La renuncia es uno de los instrumentos más curativos o condenatorios en la administración de negocios o la conducción política. Exponerla oportunamente puede salvar una honra, el prestigio o toda una carrera de años. Rehusar extenderla puede también implicar un acto de reivindicación soberana o de valentía ciudadana.
Aunque, en numerosas ocasiones se vea como una necedad, empecinamiento y, aún peor, como simple cobardía. Hay renuncias que han quedado documentadas en la historia que llenan descripciones como las arriba anunciadas.
No abdicar de su fe católica y cristiana, delante de un rey arbitrario y criminal, le significo a Tomás Moro el cadalso. Otros muchos han preferido quedar como indignos bandoleros, aferrados a los privilegios de un cargo. Todo depende de la congruencia y el momento en que se requiere estar presente, emprender la huida o arriesgarse a una aventura.
El actual presidente de Estados Unidos ha ejercido durante los tres últimos años un mandato dado por la mayoría del pueblo de ese país. Y serán los propios ciudadanos quienes juzgarán la manera, justicia y perspectiva histórica con la que haya cumplido el alto encargo conferido.
Todo este alegato viene a cuento, en estos movidos tiempos, debido al papel que ha jugado el señor Joseph R. Biden en medio del desarrollo de la campaña electoral en curso. Se aferró neciamente a una tambaleante candidatura con rumbo por demás incierto.
Las divisiones entre seguidores, colegas, simpatizantes o incluso donantes, no se hicieron esperar. Las peticiones de renuncia surgían indetenibles. Tuvo que intervenir el ex presidente Barack Obama –su antiguo jefe– para solicitarle que desistiera de tan riesgosa tentativa a continuar como candidato demócrata. Biden no resistió la embestida, que se generalizaba con los días y las horas. Su final rendición puso fin a semanas de incertidumbre y retraso competitivo. De inmediato se levantó un aliento entre los posibles electores que recogía, positivamente, lo que parecía una condena a la derrota partidaria.
El surgimiento de Kamala D. Harris, la vicepresidenta, apareció como un nuevo sentimiento protector contra los malos augurios. Una conocida figura, de muy alto nivel, se hizo presente, con firmeza, en el horizonte demócrata.
Las dudas se tornaron en esperanza de poder enfrentar al que ya aparecía como avasallante triunfador. Un Donald Trump que ya autoinvocaba el favor divino. Y ahí se ha plantado Harris, con la decisión necesaria en estos casos de dudas y peligros, para recuperar el tiempo perdido.

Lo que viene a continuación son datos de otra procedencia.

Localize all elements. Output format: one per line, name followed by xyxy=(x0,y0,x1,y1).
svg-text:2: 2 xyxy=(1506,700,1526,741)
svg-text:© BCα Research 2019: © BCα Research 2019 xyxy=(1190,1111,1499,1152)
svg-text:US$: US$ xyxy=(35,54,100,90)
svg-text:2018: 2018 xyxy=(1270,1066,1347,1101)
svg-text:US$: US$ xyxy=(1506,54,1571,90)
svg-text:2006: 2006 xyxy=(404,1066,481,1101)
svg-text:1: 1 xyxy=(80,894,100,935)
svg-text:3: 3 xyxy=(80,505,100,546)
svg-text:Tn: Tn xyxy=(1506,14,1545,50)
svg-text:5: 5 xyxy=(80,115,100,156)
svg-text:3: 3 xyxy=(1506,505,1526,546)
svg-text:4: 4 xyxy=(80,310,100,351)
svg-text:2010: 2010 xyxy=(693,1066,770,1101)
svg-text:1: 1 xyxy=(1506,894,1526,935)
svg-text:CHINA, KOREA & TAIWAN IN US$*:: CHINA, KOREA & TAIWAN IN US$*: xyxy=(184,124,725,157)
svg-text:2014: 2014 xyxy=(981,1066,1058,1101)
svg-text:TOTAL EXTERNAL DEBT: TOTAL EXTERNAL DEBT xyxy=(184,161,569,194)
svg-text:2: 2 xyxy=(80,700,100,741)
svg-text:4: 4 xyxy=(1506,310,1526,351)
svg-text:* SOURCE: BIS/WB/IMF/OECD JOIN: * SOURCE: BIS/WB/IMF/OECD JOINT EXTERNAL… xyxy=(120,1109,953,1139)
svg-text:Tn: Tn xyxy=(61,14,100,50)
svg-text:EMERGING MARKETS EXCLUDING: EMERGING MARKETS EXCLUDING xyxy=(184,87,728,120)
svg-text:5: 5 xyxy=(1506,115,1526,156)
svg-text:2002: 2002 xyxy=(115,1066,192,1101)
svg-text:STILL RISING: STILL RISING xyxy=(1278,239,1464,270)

Biden se irá con varios estigmas, colgados a su larga historia de político, al haber sido obligado al retiro: demasiado viejo, titubeante y sin futuro. Un triste epílogo que, su endoso a la que puede llegar a ser la primera presidenta, no le aliviará los recuerdos de tiempos nebulosos.
El ambiente electoral estadunidense se presentaba, en días previos a la retirada de Biden, ominoso por decir lo menos. Donald Trump, auxiliado por la estúpida tentativa de homicidio, surgió, atropelladamente, como un invencible superhombre.
Un “verdadero héroe estadunidense” tal y como lo señalaron sin pudor varios de sus seguidores. La factible intervención divina se hacía presente con mayor densidad a la ordinaria retórica conservadora. El panorama no era nada halagüeño para gran parte de los ciudadanos de ese país. Y, por añadidura, ese halo descrito se extendía a buena parte de los países del globo.
El republicano parecía transformarse en algo mucho más severo que un simple candidato. Se visualizaba, además de inevitable ganador de la contienda, como un político de fuerza superior, capaz de insinuar ángulos antidemocráticos.
Pero, fue, precisamente este sentimiento, miedo o temor que escurrió por innumerables meandros, lo que preparó el recibimiento de la opción demócrata. Kamala llega con vientos de resurrección favorables. No sólo para el votante estadunidense extraviado, sino para el resto de buena parte del mundo. Una mujer con sólida preparación, madura, con prestigio y experiencia probada, le podrá hacer frente a un personaje que poco tiene de solidez.
El comportamiento de una nación, ya muy entronizada en su ambición de imperio contemporáneo, poco cambiará con el recambio de uno u otro mandatario. Pero Kamala puede darle un giro menos caprichoso, más reposado y maduro, a las muchas políticas públicas que emanarán desde la Casa Blanca. Las expectativas que su ser mujer introduce también matizarán para bien los rasposos presagios de un Trump empoderado con clasistas mitos celestiales.